Ziba is mentioned in three places. In 2 Samuel 9, David speaks to him and tells him how Mephibosheth will be his master. In 2 Samuel 16, when David flees Jerusalem after Absalom's conspiracy, Ziba comes to David with provisions, and claims that Mephibosheth has broken faith with David. David responds by giving all that belonged to Mephibosheth to Ziba instead. Finally, in 2 Samuel 19, when David returns to Jerusalem, Mephibosheth tells David that Ziba had been lying, David responds by saying "You and Ziba shall divide the land."
David seems not to know whom to believe, but most commentators have concluded that Ziba was lying in order to "make himself appear to be the only loyal subject worthy of David's benefactions, and of title to Saul's property."[1]

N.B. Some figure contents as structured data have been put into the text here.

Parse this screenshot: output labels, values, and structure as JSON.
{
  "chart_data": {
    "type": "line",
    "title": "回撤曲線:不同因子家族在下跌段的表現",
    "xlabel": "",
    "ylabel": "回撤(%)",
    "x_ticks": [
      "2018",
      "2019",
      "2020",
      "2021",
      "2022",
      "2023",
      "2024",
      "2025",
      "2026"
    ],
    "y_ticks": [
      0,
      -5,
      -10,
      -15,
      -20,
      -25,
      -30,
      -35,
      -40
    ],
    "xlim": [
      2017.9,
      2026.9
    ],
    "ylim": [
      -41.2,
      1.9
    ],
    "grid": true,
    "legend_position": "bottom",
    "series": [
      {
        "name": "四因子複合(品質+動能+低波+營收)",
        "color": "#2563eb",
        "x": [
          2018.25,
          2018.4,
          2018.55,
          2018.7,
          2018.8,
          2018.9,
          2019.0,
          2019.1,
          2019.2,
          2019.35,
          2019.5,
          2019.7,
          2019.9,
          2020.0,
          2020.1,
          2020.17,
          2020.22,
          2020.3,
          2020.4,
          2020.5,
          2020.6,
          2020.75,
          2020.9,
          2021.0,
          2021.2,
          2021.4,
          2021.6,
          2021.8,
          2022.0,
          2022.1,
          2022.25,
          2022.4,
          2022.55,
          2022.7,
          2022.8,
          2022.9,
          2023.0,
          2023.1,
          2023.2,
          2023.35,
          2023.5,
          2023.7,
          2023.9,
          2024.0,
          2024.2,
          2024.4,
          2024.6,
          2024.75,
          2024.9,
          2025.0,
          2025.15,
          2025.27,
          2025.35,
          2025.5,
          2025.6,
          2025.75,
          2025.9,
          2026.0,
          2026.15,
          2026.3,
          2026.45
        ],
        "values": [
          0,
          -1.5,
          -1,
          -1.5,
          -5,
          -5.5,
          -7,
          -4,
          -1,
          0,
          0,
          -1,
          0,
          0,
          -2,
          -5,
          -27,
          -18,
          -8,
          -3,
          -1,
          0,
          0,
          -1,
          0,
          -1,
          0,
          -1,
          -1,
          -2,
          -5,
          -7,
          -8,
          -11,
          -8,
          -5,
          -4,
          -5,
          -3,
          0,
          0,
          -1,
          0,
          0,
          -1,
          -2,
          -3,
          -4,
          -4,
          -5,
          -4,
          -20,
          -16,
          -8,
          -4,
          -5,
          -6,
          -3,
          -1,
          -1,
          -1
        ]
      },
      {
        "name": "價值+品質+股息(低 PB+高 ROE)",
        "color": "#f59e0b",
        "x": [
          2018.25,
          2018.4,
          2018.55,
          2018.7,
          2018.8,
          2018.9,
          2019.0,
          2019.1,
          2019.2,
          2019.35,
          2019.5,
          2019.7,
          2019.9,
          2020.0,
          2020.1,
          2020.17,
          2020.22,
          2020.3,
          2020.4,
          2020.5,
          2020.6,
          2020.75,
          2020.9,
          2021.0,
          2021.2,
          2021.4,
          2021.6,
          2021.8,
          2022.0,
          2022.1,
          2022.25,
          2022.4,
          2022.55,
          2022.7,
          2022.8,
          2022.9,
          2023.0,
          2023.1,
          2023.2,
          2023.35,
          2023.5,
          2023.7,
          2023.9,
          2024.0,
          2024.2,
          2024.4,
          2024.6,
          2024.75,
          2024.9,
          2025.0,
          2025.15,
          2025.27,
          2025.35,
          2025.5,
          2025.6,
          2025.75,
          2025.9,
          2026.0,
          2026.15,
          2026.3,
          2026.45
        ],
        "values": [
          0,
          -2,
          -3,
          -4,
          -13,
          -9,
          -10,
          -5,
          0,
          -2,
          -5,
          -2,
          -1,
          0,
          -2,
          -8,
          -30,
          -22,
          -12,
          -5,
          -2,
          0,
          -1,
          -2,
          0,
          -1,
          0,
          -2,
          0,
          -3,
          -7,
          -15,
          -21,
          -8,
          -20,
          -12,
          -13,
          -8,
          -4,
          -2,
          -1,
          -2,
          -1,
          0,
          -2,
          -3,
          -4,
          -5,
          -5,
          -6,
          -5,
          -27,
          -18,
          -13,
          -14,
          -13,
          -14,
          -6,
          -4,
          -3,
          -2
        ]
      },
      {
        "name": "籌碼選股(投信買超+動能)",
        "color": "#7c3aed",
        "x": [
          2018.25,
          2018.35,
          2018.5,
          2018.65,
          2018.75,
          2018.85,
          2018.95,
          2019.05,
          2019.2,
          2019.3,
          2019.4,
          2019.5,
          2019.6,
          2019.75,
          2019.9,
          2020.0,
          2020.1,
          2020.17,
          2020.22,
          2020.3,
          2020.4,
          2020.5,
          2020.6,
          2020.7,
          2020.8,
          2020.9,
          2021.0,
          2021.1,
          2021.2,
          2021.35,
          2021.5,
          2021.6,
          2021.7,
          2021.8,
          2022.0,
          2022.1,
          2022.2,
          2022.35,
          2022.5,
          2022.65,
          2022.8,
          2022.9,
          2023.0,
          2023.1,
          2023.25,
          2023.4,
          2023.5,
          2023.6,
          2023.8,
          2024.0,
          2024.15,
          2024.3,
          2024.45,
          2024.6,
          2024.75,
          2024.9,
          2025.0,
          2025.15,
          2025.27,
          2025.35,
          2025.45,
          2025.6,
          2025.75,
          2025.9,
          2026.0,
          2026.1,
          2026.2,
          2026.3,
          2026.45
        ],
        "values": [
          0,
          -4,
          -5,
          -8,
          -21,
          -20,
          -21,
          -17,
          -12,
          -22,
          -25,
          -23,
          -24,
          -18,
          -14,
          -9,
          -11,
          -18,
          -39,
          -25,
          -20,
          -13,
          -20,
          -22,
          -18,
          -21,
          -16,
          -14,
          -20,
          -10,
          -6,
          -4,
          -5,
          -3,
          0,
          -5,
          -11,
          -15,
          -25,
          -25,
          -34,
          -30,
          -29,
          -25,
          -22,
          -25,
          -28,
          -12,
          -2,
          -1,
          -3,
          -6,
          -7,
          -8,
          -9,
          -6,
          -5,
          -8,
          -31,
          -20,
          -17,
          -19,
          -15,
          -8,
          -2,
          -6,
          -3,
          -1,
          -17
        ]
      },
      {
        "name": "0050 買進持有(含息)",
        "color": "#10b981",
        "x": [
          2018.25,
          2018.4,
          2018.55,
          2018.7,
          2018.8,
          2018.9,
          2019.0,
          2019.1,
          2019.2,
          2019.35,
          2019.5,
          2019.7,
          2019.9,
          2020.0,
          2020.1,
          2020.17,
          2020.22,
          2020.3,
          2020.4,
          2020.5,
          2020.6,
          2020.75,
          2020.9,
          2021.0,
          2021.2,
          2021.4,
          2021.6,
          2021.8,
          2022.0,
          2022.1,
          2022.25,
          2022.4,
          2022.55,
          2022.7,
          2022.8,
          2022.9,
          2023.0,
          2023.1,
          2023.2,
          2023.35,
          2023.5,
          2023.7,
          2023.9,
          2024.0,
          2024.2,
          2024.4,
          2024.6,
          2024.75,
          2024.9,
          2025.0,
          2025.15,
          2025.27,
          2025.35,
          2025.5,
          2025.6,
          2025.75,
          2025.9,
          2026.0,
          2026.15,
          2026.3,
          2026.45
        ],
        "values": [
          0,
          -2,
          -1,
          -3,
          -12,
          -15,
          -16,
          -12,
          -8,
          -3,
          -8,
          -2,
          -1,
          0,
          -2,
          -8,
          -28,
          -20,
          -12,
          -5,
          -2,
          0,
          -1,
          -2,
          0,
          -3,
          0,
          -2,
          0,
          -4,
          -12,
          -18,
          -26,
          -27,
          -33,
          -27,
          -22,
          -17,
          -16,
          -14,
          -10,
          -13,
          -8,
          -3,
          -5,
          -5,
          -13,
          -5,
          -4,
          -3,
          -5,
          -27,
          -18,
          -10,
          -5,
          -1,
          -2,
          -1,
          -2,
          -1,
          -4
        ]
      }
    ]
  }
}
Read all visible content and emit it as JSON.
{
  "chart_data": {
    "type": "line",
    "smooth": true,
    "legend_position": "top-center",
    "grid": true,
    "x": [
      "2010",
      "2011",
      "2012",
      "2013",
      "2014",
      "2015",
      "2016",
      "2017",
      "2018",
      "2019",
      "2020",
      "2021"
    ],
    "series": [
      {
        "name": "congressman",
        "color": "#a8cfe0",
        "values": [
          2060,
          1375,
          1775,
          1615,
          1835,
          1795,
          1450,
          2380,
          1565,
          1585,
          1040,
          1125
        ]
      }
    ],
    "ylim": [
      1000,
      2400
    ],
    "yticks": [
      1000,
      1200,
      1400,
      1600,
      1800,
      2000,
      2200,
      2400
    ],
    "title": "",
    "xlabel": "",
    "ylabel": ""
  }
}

Ziba had fifteen sons, and although he was a servant of the house of Saul, he had twenty servants of his own (2 Samuel 9:10).
Ziba is mentioned in Daniel Defoe's 1701 satirical poem, "The True-Born Englishman":[2]
First-born of treason, nobly did advance
His master's fall for his inheritance,
By whose keen arts old David first began
To break his sacred oath to Jonathan:
The good old king, 'tis thought, was very loth
To break his word, and therefore broke his oath.
References
- ^ Robert Alter, The David Story (New York: W. W. Norton, 2000), p. 291.
- ^ Defoe, Daniel. "The True-Born Englishman". Luminarium.